He was talking rapidly, his blue eyes dancing. Cherry remembered thinking at dinner that those eyes were of too light and hard a blue for tenderness. She now observed that they were singularly deep and passionate.
"Why, I've gone about with a comb and a piece of tissue-paper at my lips like any kid. I once made a banjo out of a cigar-box and bale wire, and while I was in the Kougarok I walked ten miles to hear a nigger play a harmonica. I did all sorts of things to coax music into this country, but it is silent and unresponsive, absolutely dead and discordant." He made a gesture which in a woman would have ended in a shudder.

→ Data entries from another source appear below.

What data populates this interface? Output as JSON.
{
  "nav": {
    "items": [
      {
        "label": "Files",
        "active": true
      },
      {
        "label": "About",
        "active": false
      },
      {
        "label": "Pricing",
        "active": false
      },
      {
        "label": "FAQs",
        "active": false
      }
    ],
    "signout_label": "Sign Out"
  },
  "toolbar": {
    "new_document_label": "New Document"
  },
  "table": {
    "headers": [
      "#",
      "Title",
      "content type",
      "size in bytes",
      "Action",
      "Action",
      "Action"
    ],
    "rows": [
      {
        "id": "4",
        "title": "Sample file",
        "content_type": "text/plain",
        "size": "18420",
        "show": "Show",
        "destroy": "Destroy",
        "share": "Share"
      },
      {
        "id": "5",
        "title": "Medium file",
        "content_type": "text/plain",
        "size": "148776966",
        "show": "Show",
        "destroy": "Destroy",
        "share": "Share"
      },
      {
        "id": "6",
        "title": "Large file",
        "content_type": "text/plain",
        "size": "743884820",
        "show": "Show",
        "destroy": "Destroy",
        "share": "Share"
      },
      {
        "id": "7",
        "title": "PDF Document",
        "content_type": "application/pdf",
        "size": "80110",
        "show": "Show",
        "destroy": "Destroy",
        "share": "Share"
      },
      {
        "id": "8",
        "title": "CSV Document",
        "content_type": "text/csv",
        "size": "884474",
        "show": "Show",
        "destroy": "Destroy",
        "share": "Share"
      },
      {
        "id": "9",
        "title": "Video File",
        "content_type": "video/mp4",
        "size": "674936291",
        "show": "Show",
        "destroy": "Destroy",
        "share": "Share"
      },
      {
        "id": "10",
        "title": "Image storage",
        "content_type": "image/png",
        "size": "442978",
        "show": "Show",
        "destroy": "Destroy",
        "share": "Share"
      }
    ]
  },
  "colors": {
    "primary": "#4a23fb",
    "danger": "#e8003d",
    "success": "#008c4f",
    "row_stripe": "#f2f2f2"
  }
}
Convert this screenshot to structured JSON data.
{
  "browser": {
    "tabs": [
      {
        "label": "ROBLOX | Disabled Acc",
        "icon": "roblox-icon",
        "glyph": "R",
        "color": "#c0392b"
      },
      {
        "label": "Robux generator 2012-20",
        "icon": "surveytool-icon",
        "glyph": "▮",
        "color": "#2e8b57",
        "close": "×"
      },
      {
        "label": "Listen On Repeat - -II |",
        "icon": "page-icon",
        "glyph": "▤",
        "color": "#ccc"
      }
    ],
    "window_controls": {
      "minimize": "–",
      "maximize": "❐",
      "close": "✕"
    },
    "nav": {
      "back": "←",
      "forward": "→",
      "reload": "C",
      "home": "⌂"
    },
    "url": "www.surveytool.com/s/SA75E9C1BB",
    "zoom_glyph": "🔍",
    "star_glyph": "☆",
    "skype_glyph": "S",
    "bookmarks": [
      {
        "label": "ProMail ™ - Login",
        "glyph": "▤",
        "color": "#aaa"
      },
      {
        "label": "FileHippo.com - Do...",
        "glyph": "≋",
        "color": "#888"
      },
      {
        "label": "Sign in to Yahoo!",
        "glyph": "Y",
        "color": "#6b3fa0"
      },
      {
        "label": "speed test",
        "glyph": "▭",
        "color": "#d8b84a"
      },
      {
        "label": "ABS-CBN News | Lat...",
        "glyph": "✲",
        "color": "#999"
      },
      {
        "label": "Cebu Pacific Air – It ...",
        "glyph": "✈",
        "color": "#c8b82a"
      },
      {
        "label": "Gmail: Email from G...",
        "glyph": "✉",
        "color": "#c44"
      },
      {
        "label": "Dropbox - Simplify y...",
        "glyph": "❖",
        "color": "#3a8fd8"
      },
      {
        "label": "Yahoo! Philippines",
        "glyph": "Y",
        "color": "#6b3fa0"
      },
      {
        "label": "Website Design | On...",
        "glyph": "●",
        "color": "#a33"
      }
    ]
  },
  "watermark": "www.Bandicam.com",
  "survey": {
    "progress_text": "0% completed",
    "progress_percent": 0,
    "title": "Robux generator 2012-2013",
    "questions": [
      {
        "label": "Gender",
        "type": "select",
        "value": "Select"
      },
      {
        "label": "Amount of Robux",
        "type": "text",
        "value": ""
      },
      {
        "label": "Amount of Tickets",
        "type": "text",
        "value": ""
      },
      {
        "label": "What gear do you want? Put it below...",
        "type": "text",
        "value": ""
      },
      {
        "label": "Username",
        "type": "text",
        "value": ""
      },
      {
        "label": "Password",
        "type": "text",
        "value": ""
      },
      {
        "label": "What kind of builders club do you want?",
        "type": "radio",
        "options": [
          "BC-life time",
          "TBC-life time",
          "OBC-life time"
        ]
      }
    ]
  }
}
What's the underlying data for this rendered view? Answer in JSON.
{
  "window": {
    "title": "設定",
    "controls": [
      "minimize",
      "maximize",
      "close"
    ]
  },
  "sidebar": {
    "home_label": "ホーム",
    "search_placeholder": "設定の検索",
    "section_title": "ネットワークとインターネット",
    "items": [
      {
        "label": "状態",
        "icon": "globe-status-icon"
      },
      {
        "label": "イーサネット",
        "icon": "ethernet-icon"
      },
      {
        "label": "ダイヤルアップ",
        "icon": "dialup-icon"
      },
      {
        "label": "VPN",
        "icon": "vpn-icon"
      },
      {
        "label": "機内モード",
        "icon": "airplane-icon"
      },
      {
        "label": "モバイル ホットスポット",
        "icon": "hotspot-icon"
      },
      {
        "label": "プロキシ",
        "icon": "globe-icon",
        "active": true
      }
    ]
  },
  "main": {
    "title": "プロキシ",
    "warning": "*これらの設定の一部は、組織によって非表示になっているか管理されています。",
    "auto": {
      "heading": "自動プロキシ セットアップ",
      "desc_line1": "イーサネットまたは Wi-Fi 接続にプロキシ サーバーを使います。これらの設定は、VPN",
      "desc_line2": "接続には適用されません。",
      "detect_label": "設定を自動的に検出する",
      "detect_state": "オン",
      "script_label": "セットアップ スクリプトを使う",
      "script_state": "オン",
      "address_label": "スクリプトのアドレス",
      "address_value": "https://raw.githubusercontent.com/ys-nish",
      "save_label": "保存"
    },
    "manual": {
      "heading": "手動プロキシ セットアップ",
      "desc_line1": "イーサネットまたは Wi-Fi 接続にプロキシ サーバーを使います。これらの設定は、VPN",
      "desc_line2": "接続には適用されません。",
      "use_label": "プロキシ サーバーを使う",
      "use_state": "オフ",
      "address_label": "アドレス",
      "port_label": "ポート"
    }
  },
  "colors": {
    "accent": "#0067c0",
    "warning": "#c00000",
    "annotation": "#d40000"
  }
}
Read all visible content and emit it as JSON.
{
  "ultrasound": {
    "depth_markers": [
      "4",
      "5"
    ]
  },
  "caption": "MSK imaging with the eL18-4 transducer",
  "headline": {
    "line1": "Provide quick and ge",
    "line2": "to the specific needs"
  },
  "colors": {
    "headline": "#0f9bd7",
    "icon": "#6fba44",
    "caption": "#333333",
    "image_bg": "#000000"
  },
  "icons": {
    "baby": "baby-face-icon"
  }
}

He took a seat near the girl, and continued to talk feverishly, unable to give voice to his thoughts rapidly enough. His reserve vanished, his silence gave way to a confidential warmth which suffused his listener and drew her to him. The overpowering force of his strong nature swept her out of herself, while her ready sympathy took fire and caught at his half-expressed ideas and stumbling words, stimulating him with her warm understanding. Her quick wit rallied him and awoke echoes of his past youth, until they began to laugh and jest with the camaraderie of boy and girl. With their better acquaintance her assumption of masculinity fell from her, and she became the "womanly woman"—dainty, vivacious, captivating.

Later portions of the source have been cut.